Melihat tren perang yang mulai mereda dengan kemungkinan eskalasi yang makin rendah, ia berpendapat IHSG ke depan tidak akan terpengaruh, malah berpotensi rebound. Tekanan terhadap rupiah akibat perang Iran-Israel juga makin mereda, tapi bukan berarti rupiah tidak tanpa tekanan.
Menurut Wijayanto, tekanan terhadap rupiah disebabkan oleh faktor domestik. Di antaranya tren pemburukan currrent account akibat penurunan nilai ekspor komoditas, perlambatan pertumbuhan ekonomi, penerimaan negara yang jauh dari target, tingkat utang yang makin tinggi dengan DSR yang makin tinggi, serta belum sinergisnya kebijakan pemerintah dalam upaya mendorong pertumbuhan ekonomi.
Ekonom Universitas Andalas, Syafruddin Karimi, mengatakan ancaman penutupan Selat Hormuz oleh Iran sangat mungkin memicu koreksi tajam pada IHSG dalam jangka pendek. Hingga saat ini, belum ada keputusan final dari Dewan Keamanan Tertinggi Iran ihwal rencana ini. Adapun parlemen Iran dilaporkan telah menyetujui penutupan selat yang menampung 20 persen lalu lintas minyak dunia itu.
Pemerintah dan otoritas keuangan, ujar Syafruddin, harus segera menenangkan pasar dengan sinyal kebijakan yang tegas dan kredibel. Bank Indonesia perlu menjaga stabilitas kurs dan likuiditas. Sedangkan Kementerian Keuangan harus memastikan bahwa subsidi energi tetap terkendali tanpa menciptakan ketidakpastian fiskal.
“Jika komunikasi kebijakan tidak terjaga dengan baik, IHSG bisa kehilangan pijakan fundamentalnya dan terjebak dalam kepanikan. Namun jika pemerintah mampu menunjukkan kepemimpinan strategis, koreksi IHSG dapat berbalik menjadi rebound selektif yang mencerminkan ketahanan sektor energi nasional,” tuturnya.
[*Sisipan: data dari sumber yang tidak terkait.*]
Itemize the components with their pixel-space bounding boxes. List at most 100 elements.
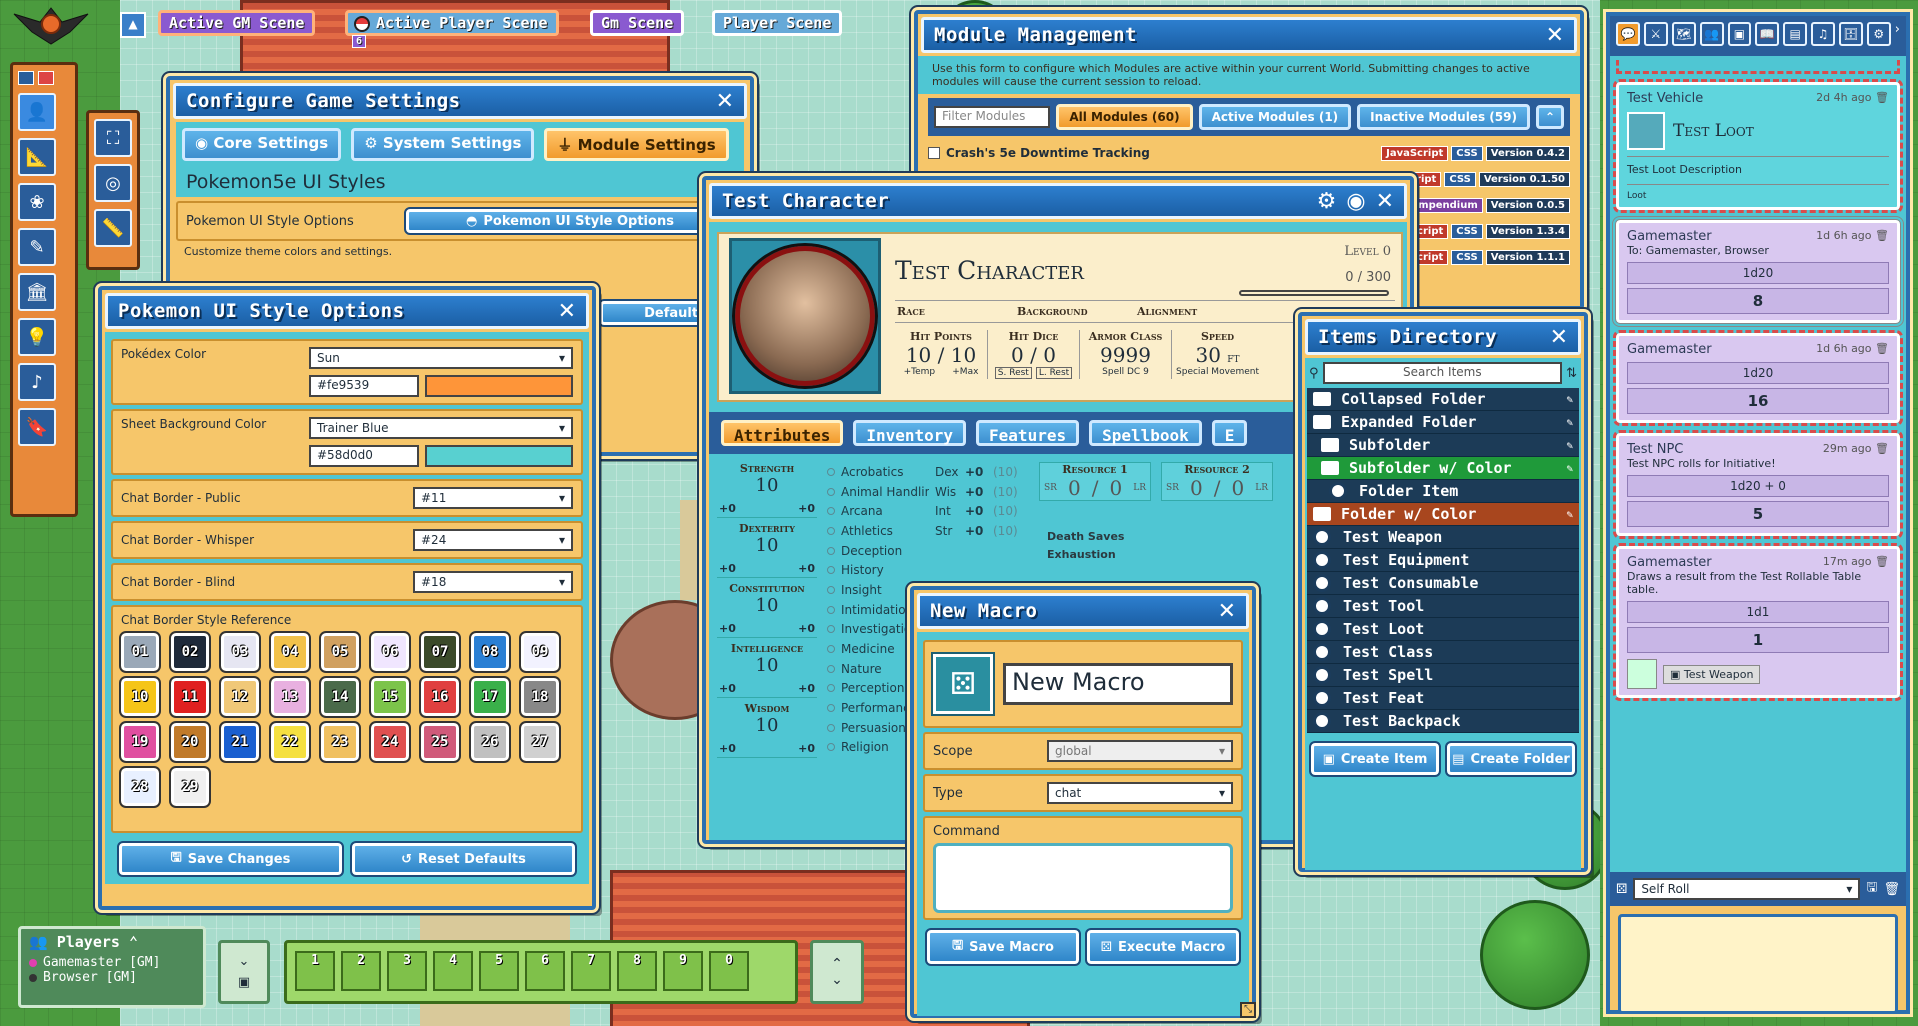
chat-border-blind-select[interactable]: #18 ▾ bbox=[413, 571, 573, 593]
item-link[interactable]: ▣ Test Weapon bbox=[1663, 664, 1761, 684]
tab-module-settings[interactable]: ⏚ Module Settings bbox=[544, 128, 729, 161]
border-style-swatch[interactable]: 05 bbox=[319, 631, 361, 673]
tab-system-settings[interactable]: ⚙ System Settings bbox=[351, 128, 535, 161]
max-hp-mod[interactable]: +Max bbox=[952, 367, 978, 377]
proficiency-toggle[interactable] bbox=[827, 664, 835, 673]
ability-mod[interactable]: +0 bbox=[719, 622, 736, 635]
ability-save[interactable]: +0 bbox=[798, 742, 815, 755]
chat-message-input[interactable] bbox=[1618, 914, 1898, 1014]
clear-log-trash-icon[interactable]: 🗑 bbox=[1883, 882, 1900, 897]
skill-row[interactable]: Athletics Str +0 (10) bbox=[827, 521, 1027, 541]
border-style-swatch[interactable]: 12 bbox=[219, 676, 261, 718]
macro-folder-icon[interactable]: ▣ bbox=[238, 975, 250, 990]
macro-slot[interactable]: 8 bbox=[617, 951, 657, 991]
ability-name[interactable]: Strength bbox=[717, 458, 817, 475]
select-targets-icon[interactable]: ⛶ bbox=[94, 119, 132, 157]
roll-formula[interactable]: 1d20 bbox=[1627, 362, 1889, 384]
save-log-icon[interactable]: 🖫 bbox=[1866, 878, 1877, 900]
proficiency-toggle[interactable] bbox=[827, 704, 835, 713]
ability-save[interactable]: +0 bbox=[798, 622, 815, 635]
proficiency-toggle[interactable] bbox=[827, 526, 835, 535]
skill-row[interactable]: Acrobatics Dex +0 (10) bbox=[827, 462, 1027, 482]
directory-item[interactable]: Test Consumable bbox=[1307, 572, 1579, 595]
proficiency-toggle[interactable] bbox=[827, 507, 835, 516]
folder-edit-icon[interactable]: ✎ bbox=[1566, 439, 1573, 452]
proficiency-toggle[interactable] bbox=[827, 546, 835, 555]
resource-label[interactable]: Resource 2 bbox=[1162, 463, 1272, 476]
close-icon[interactable]: ✕ bbox=[1376, 189, 1394, 214]
roll-total[interactable]: 5 bbox=[1627, 501, 1889, 527]
roll-total[interactable]: 8 bbox=[1627, 288, 1889, 314]
scene-tab-gm[interactable]: Gm Scene bbox=[590, 10, 685, 36]
directory-item[interactable]: Folder Item bbox=[1307, 480, 1579, 503]
folder-edit-icon[interactable]: ✎ bbox=[1566, 462, 1573, 475]
caret-down-icon[interactable]: ⌄ bbox=[239, 954, 250, 969]
tab-core-settings[interactable]: ◉ Core Settings bbox=[182, 128, 342, 161]
proficiency-toggle[interactable] bbox=[827, 585, 835, 594]
temp-hp[interactable]: +Temp bbox=[904, 367, 936, 377]
close-icon[interactable]: ✕ bbox=[716, 89, 734, 114]
macro-scope-select[interactable]: global ▾ bbox=[1047, 740, 1233, 762]
border-style-swatch[interactable]: 29 bbox=[169, 766, 211, 808]
items-icon[interactable]: ▣ bbox=[1727, 22, 1752, 46]
border-style-swatch[interactable]: 17 bbox=[469, 676, 511, 718]
foundry-logo[interactable] bbox=[10, 4, 92, 48]
tiles-icon[interactable]: ❀ bbox=[18, 183, 56, 221]
trash-icon[interactable]: 🗑 bbox=[1875, 229, 1889, 242]
ability-mod[interactable]: +0 bbox=[719, 742, 736, 755]
macro-dice-icon[interactable]: ⚄ bbox=[931, 652, 995, 716]
directory-item[interactable]: Test Weapon bbox=[1307, 526, 1579, 549]
playlists-music-icon[interactable]: ♫ bbox=[1811, 22, 1835, 46]
compendium-icon[interactable]: 🗄 bbox=[1839, 22, 1863, 46]
speed-value[interactable]: 30 bbox=[1195, 343, 1220, 367]
folder-edit-icon[interactable]: ✎ bbox=[1566, 416, 1573, 429]
pokedex-color-select[interactable]: Sun ▾ bbox=[309, 347, 573, 369]
exhaustion[interactable]: Exhaustion bbox=[1047, 548, 1116, 561]
border-style-swatch[interactable]: 27 bbox=[519, 721, 561, 763]
item-card-title[interactable]: Test Loot bbox=[1673, 121, 1754, 141]
hp-value[interactable]: 10 bbox=[906, 343, 931, 367]
roll-formula[interactable]: 1d20 bbox=[1627, 262, 1889, 284]
scene-nav-toggle[interactable]: ▲ bbox=[120, 12, 146, 38]
tab-inventory[interactable]: Inventory bbox=[853, 420, 967, 446]
collapse-sidebar-icon[interactable]: › bbox=[1895, 22, 1900, 50]
resource-value[interactable]: 0 bbox=[1068, 476, 1081, 500]
border-style-swatch[interactable]: 21 bbox=[219, 721, 261, 763]
scene-tab-active-player[interactable]: Active Player Scene 6 bbox=[345, 10, 559, 48]
resource-value[interactable]: 0 bbox=[1190, 476, 1203, 500]
border-style-swatch[interactable]: 08 bbox=[469, 631, 511, 673]
directory-item[interactable]: Test Loot bbox=[1307, 618, 1579, 641]
proficiency-toggle[interactable] bbox=[827, 645, 835, 654]
journal-bookmark-icon[interactable]: 🔖 bbox=[18, 408, 56, 446]
macro-slot[interactable]: 1 bbox=[295, 951, 335, 991]
configure-gear-icon[interactable]: ⚙ bbox=[1317, 189, 1337, 214]
tab-active-modules[interactable]: Active Modules (1) bbox=[1198, 104, 1352, 130]
skill-row[interactable]: Animal Handling Wis +0 (10) bbox=[827, 482, 1027, 502]
macro-type-select[interactable]: chat ▾ bbox=[1047, 782, 1233, 804]
macro-slot[interactable]: 9 bbox=[663, 951, 703, 991]
border-style-swatch[interactable]: 28 bbox=[119, 766, 161, 808]
border-style-swatch[interactable]: 20 bbox=[169, 721, 211, 763]
proficiency-toggle[interactable] bbox=[827, 487, 835, 496]
ability-mod[interactable]: +0 bbox=[719, 562, 736, 575]
tab-features[interactable]: Features bbox=[976, 420, 1080, 446]
skill-row[interactable]: History bbox=[827, 560, 1027, 580]
macro-slot[interactable]: 4 bbox=[433, 951, 473, 991]
ability-name[interactable]: Wisdom bbox=[717, 698, 817, 715]
scenes-map-icon[interactable]: 🗺 bbox=[1671, 22, 1696, 46]
trash-icon[interactable]: 🗑 bbox=[1875, 555, 1889, 568]
chat-messages-icon[interactable]: 💬 bbox=[1616, 22, 1640, 46]
macro-slot[interactable]: 7 bbox=[571, 951, 611, 991]
race-field[interactable]: Race bbox=[897, 305, 1017, 318]
directory-item[interactable]: Test Class bbox=[1307, 641, 1579, 664]
token-user-icon[interactable]: ◉ bbox=[1346, 189, 1365, 214]
ability-save[interactable]: +0 bbox=[798, 502, 815, 515]
ability-score[interactable]: 10 bbox=[717, 655, 817, 676]
border-style-swatch[interactable]: 06 bbox=[369, 631, 411, 673]
ability-score[interactable]: 10 bbox=[717, 535, 817, 556]
border-style-swatch[interactable]: 26 bbox=[469, 721, 511, 763]
filter-modules-input[interactable]: Filter Modules bbox=[934, 106, 1051, 128]
short-rest-button[interactable]: S. Rest bbox=[994, 367, 1032, 379]
caret-down-icon[interactable]: ⌄ bbox=[831, 972, 843, 988]
macro-slot[interactable]: 2 bbox=[341, 951, 381, 991]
Adapun soal campur tangan Amerika dalam perang Iran-Israel, Syafruddin mengatakan hal itu akan menambah tekanan terhadap nilai tukar rupiah. Meski dolar Amerika sedang dalam tren pelemahan struktural karena dilepas oleh investor global, ketegangan geopolitik yang meningkat justru memperkuat daya tarik dolar sebagai aset aman (safe haven).
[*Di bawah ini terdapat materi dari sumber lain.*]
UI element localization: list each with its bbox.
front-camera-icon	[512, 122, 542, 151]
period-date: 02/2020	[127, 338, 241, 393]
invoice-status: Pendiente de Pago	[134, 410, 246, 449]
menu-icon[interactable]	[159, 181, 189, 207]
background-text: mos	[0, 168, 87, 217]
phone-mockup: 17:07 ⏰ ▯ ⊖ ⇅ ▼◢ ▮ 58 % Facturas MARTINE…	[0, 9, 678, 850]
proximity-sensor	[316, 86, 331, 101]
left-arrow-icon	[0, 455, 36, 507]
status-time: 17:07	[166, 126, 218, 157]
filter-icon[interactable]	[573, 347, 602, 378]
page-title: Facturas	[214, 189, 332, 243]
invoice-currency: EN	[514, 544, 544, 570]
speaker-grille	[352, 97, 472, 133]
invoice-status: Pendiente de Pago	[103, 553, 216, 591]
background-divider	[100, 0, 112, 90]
Dalam situasi perang, ia menyebutkan pelaku pasar cenderung keluar dari aset berisiko dan kembali pada instrumen berdenominasi dolar. Sementara itu, lonjakan harga minyak akibat risiko penutupan Selat Hormuz akan memperlebar defisit transaksi berjalan Indonesia karena biaya impor energi melonjak. “Ini menciptakan tekanan ganda terhadap rupiah: dari sisi aliran modal dan dari sisi neraca perdagangan,” ucapnya.